A definition of compound
Made up or consisting of several parts or elements
In the case of movements and exercises, we’re talking about body parts involved. The joints, specifically. A movement like the biceps curl is not a compound lift. It’s a movement performed in relative isolation. The arm is flexed during the concentric part of the curl, then extended back to straight during the eccentric portion of the lift.
One joint, the elbow, does the work.
So a compound exercise simply means an exercise in which there are two or more joints involved.
- The barbell back squat. Take a look at the video below. During the squat it’s challenging to find a joint that isn’t moving at some point
Or the deadlift:
That’s a world record deadlift, by the way, so don’t feel bad if your deadlift doesn’t like this one. Mine certainly doesn’t!
Other examples include the Olympic lifts, the power clean, kettlebell clean and jerks, etc. Once you get a couple of joints involved, you’re performing compound exercises.
So why all the praise for these “big” lifts, as they’re often called?
Simple: most people I know that lift weights want bigger muscles, whether they’ll admit it or not. A lift like the squat allows a strong person to move hundreds of pounds for reps because it uses more muscles, joints, and provides better leverage.

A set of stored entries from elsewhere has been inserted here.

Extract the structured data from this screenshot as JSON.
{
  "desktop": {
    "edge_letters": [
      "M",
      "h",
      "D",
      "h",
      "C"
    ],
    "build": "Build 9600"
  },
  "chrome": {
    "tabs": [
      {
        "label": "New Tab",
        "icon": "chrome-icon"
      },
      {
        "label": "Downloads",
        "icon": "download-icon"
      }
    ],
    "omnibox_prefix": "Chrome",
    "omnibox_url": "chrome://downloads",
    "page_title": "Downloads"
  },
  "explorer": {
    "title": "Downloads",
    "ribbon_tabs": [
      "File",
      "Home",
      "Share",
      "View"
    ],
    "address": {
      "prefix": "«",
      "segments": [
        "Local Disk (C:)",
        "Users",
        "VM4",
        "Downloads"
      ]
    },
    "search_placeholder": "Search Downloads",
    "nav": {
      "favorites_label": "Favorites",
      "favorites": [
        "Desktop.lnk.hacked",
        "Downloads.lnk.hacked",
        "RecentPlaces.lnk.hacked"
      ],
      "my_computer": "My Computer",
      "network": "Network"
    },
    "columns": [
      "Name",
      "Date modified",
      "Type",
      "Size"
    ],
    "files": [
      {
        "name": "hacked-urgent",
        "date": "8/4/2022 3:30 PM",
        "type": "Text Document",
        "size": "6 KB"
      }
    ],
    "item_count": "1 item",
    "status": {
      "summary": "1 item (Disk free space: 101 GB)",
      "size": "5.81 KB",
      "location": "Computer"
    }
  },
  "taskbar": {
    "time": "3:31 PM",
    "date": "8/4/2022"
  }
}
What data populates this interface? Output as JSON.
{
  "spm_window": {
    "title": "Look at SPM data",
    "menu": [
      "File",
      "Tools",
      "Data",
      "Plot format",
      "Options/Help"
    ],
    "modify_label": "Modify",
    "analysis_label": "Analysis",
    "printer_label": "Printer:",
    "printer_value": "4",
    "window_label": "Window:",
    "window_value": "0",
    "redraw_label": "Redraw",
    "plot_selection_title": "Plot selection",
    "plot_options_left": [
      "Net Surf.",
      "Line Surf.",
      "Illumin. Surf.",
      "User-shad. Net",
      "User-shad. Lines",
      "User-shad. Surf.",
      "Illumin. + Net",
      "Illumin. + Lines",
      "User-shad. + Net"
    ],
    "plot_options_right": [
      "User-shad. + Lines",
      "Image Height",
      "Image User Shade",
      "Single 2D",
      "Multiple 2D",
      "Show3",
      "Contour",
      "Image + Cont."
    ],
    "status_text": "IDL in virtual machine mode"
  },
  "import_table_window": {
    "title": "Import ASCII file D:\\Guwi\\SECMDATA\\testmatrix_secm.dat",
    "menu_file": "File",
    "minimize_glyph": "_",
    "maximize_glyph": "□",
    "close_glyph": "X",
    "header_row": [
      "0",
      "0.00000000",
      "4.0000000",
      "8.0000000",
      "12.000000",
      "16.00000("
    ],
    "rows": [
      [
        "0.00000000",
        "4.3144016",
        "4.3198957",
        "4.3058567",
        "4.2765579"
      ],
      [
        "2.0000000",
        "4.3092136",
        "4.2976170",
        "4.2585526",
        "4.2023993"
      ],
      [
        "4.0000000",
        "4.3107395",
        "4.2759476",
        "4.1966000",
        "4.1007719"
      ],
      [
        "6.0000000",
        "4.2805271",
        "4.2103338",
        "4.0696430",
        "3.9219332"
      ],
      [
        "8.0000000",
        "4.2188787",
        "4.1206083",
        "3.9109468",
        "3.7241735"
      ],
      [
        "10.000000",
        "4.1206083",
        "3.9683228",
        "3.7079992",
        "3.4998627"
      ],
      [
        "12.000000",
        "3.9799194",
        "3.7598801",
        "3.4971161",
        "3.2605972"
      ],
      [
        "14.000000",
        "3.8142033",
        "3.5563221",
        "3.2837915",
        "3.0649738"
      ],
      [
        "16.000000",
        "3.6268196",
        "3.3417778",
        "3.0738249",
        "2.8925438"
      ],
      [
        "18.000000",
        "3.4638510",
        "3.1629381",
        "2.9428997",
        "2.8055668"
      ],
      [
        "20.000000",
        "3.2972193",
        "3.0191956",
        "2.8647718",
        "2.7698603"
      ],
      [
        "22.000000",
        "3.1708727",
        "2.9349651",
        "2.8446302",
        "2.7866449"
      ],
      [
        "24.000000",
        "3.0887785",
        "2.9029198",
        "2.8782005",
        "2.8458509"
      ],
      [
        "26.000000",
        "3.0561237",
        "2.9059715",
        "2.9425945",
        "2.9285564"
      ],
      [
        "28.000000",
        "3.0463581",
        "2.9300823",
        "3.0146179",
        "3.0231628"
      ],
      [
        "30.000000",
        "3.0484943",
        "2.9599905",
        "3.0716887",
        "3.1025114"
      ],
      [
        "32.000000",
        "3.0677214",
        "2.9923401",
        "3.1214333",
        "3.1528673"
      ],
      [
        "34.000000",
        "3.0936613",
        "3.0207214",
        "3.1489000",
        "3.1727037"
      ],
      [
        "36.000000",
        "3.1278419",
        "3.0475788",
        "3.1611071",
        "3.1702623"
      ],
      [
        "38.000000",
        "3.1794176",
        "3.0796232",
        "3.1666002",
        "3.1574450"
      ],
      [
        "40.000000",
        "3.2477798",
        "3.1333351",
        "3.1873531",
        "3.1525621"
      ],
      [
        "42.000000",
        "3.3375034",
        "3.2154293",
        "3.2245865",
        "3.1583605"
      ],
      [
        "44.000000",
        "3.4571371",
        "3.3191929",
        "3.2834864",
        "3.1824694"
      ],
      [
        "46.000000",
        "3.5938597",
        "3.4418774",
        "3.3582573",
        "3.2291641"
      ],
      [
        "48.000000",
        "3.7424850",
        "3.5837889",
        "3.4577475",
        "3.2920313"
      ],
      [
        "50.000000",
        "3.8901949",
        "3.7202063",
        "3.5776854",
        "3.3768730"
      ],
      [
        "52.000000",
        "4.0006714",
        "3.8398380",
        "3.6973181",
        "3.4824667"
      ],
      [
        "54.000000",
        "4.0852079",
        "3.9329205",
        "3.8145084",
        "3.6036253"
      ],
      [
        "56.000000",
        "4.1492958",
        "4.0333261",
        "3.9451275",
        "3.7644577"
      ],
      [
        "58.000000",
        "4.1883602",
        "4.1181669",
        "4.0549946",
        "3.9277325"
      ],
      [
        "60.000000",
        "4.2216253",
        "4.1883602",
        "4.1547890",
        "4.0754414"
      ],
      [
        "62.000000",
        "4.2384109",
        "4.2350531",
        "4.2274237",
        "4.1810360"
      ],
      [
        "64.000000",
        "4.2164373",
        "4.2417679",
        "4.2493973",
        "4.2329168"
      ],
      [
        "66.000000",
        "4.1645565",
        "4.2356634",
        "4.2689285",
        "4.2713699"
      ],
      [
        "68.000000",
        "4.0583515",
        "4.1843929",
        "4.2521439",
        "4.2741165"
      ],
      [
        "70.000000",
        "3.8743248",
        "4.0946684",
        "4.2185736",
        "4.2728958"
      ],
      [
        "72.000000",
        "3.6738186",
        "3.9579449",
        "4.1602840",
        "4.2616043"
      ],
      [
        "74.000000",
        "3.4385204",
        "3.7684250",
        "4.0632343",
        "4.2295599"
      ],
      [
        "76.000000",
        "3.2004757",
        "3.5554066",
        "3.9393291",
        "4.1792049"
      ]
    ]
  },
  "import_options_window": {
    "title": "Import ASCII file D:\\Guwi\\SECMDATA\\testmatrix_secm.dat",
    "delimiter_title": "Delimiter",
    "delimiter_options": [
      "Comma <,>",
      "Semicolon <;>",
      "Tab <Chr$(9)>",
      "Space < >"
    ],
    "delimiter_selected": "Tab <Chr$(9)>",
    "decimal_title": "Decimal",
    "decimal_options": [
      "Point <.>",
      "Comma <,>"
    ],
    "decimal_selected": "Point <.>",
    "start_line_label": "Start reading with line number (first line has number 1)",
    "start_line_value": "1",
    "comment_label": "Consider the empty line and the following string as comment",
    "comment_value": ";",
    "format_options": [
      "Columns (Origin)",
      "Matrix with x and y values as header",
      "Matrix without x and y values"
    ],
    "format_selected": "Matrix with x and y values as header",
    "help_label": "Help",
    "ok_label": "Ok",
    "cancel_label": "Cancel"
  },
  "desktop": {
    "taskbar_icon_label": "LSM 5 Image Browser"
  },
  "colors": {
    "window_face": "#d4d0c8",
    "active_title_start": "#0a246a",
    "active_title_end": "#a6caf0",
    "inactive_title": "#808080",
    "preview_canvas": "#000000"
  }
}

Consider the relatively small load that a movement like the aforementioned bicep curl provides and ask which is more likely to make your entire body grow.
Just something to think about.
The big lifts allow you to get more work done, work referring to the volume of poundages moved within a given time frame.
If you’re trying to put on muscle mass, and your body can handle the big lifts without pain and damage occurring, they are going to benefit you, although for hypertrophy, speed in lifting is not without its benefits as well, but that’s another post.
As always, it depends on your goals. Don’t go out any do anything just because someone says you should. Experiment, enjoy yourself, and stick to what treats you best. If compound weight lifting exercises work best, go for it.